Ia menambahkan, ada keyakinan pada warga Aceh, Masjid Raya Baiturrahman memberikan keberkahan. Pada hari-hari biasa, masjid bukan hanya tempat shalat, melainkan juga menjadi tempat pernikahan, melepas nazar, turun tanah anak, hingga tempat berwisata.
Bahkan, kegiatan politik seperti uji baca Al Quran untuk pasangan calon gubernur dan wakil gubernur digelar di masjid itu. Tahun 2016, Kementerian Pariwisata menetapkan Masjid Raya Baiturrahman sebagai destinasi daya tarik wisata halal terbaik.

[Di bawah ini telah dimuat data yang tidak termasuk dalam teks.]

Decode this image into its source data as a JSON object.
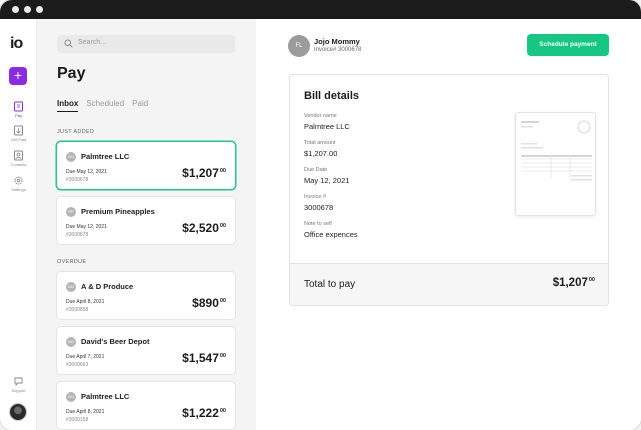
{
  "app": {
    "logo_text": "io"
  },
  "rail": {
    "add_label": "+",
    "items": [
      {
        "label": "Pay",
        "icon": "pay-icon",
        "active": true
      },
      {
        "label": "Get Paid",
        "icon": "get-paid-icon",
        "active": false
      },
      {
        "label": "Contacts",
        "icon": "contacts-icon",
        "active": false
      },
      {
        "label": "Settings",
        "icon": "gear-icon",
        "active": false
      }
    ],
    "support_label": "Support"
  },
  "list": {
    "search_placeholder": "Search...",
    "title": "Pay",
    "tabs": [
      {
        "label": "Inbox",
        "active": true
      },
      {
        "label": "Scheduled",
        "active": false
      },
      {
        "label": "Paid",
        "active": false
      }
    ],
    "sections": [
      {
        "label": "JUST ADDED"
      },
      {
        "label": "OVERDUE"
      }
    ],
    "bills": [
      {
        "initials": "NO",
        "vendor": "Palmtree LLC",
        "due": "Due  May 12, 2021",
        "invoice": "#3000678",
        "amount_main": "$1,207",
        "amount_cents": "00",
        "selected": true
      },
      {
        "initials": "PP",
        "vendor": "Premium Pineapples",
        "due": "Due  May 12, 2021",
        "invoice": "#3000678",
        "amount_main": "$2,520",
        "amount_cents": "00",
        "selected": false
      },
      {
        "initials": "NO",
        "vendor": "A & D Produce",
        "due": "Due  April 8, 2021",
        "invoice": "#3000858",
        "amount_main": "$890",
        "amount_cents": "00",
        "selected": false
      },
      {
        "initials": "NO",
        "vendor": "David's Beer Depot",
        "due": "Due  April 7, 2021",
        "invoice": "#3000663",
        "amount_main": "$1,547",
        "amount_cents": "00",
        "selected": false
      },
      {
        "initials": "NO",
        "vendor": "Palmtree LLC",
        "due": "Due  April 8, 2021",
        "invoice": "#3000158",
        "amount_main": "$1,222",
        "amount_cents": "00",
        "selected": false
      }
    ]
  },
  "detail": {
    "payer_initials": "FL",
    "payer_name": "Jojo Mommy",
    "payer_invoice": "Invoice# 3000678",
    "schedule_button": "Schedule payment",
    "card_title": "Bill details",
    "fields": [
      {
        "label": "Vendor name",
        "value": "Palmtree LLC"
      },
      {
        "label": "Total amount",
        "value": "$1,207.00"
      },
      {
        "label": "Due Date",
        "value": "May 12, 2021"
      },
      {
        "label": "Invoice #",
        "value": "3000678"
      },
      {
        "label": "Note to self",
        "value": "Office expences"
      }
    ],
    "total_label": "Total to pay",
    "total_main": "$1,207",
    "total_cents": "00"
  },
  "colors": {
    "accent": "#8a2be2",
    "success": "#16c784",
    "selected_border": "#1dc68c"
  }
}
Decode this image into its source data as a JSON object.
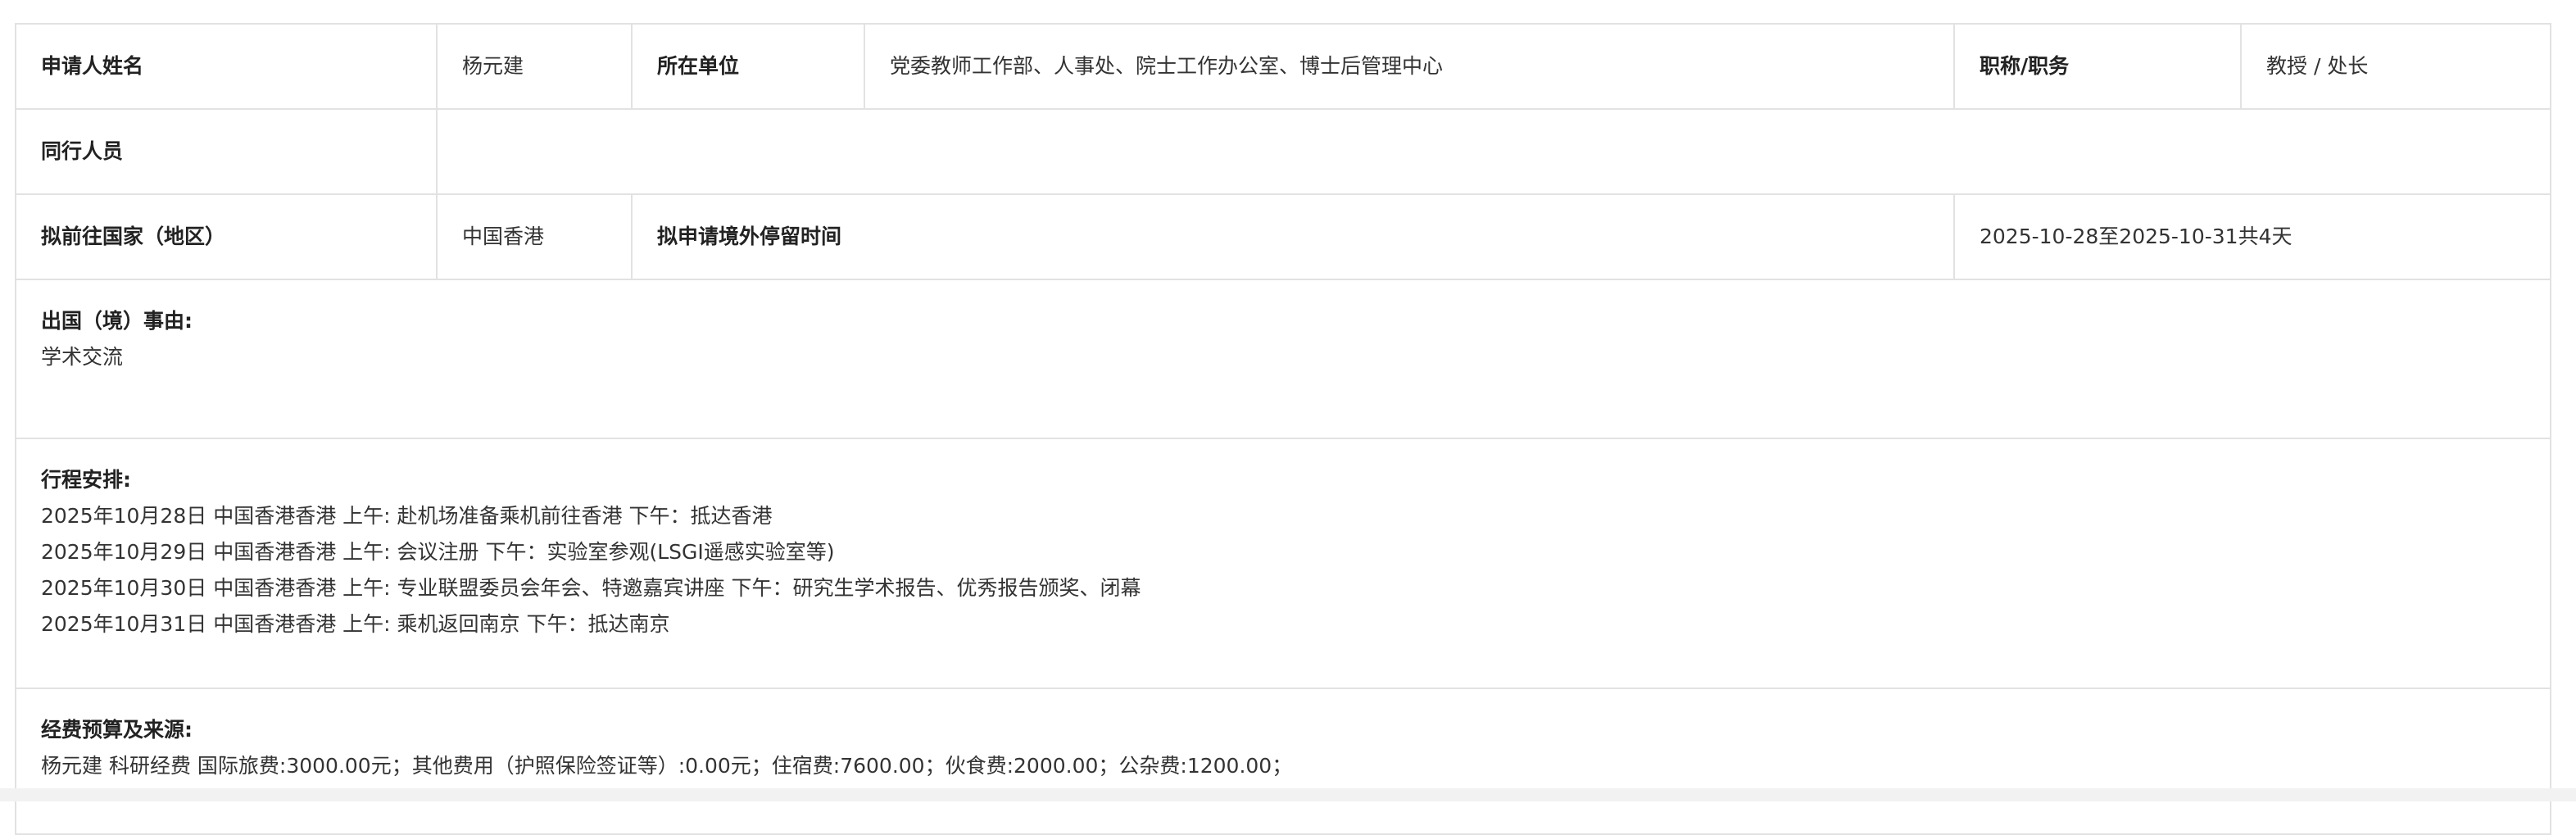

Akan tetapi, sejak pandemi Covid-19, suasana bulan Ramadhan di Masjid Raya Baiturrahman tidak meriah. Kegiatan buka puasa bersama dan kegiatan yang mengumpulkan orang banyak ditiadakan.
Ketua Remaja Masjid Raya Baiturrahman Rahmad Maulizar mengatakan, banyak kegiatan tidak bisa digelar sebab pandemi Covid-19. Kegiatan yang paling semarak, yakni pawai takbir, pun ditiadakan. Shalat Tarawih dan shalat Idul Fitri dilakukan dengan saf berjarak. ”Kajian kami buat dalam bentuk daring,” kata Rahmad.
Namun, tidak sedikit juga warga yang memilih masjid raya sebagai tempat ibadah selama Ramadhan. Hari itu, banyak warga terlihat larut dalam bacaan Al Quran. Meski di luar sangat panas, namun di dalam masjid terasa sejuk dan damai.
Salah satu yang kerap menghabiskan waktu di Baiturrahman ialah Yusran (33), warga Banda Aceh. Seusai buka puasa di sebuah warung, Selasa (27/4/2021), ia langsung menuju Masjid Raya Baiturrahman. Setiap ada kesempatan, dia selalu menyempatkan diri shalat di masjid itu. Banyak kenangan dia lalui di masjid raya.
Dulu, saat masih duduk di SMP di dekat masjid, dia sering menghabiskan waktu di masjid. Kadang kala ia bermain bola di halaman dan memetik buah kelapa yang tumbuh di kompleks masjid. Kadang pula, karena nakalnya, ia bolos sekolah dan tidur-tiduran di dalam masjid.
”Sekarang tidak terlalu sering ke sini, tetapi jika kebetulan lewat, menyempatkan diri singgah,” kata Yusran.
Bagi Yusran, Masjid Raya Baiturrahman merupakan bagian dari perjalanan hidupnya. ”Shalat di sini terasa lebih khusyuk. Suasana tenteram, dingin, dan bacaan ayat oleh imam merdu,” katanya.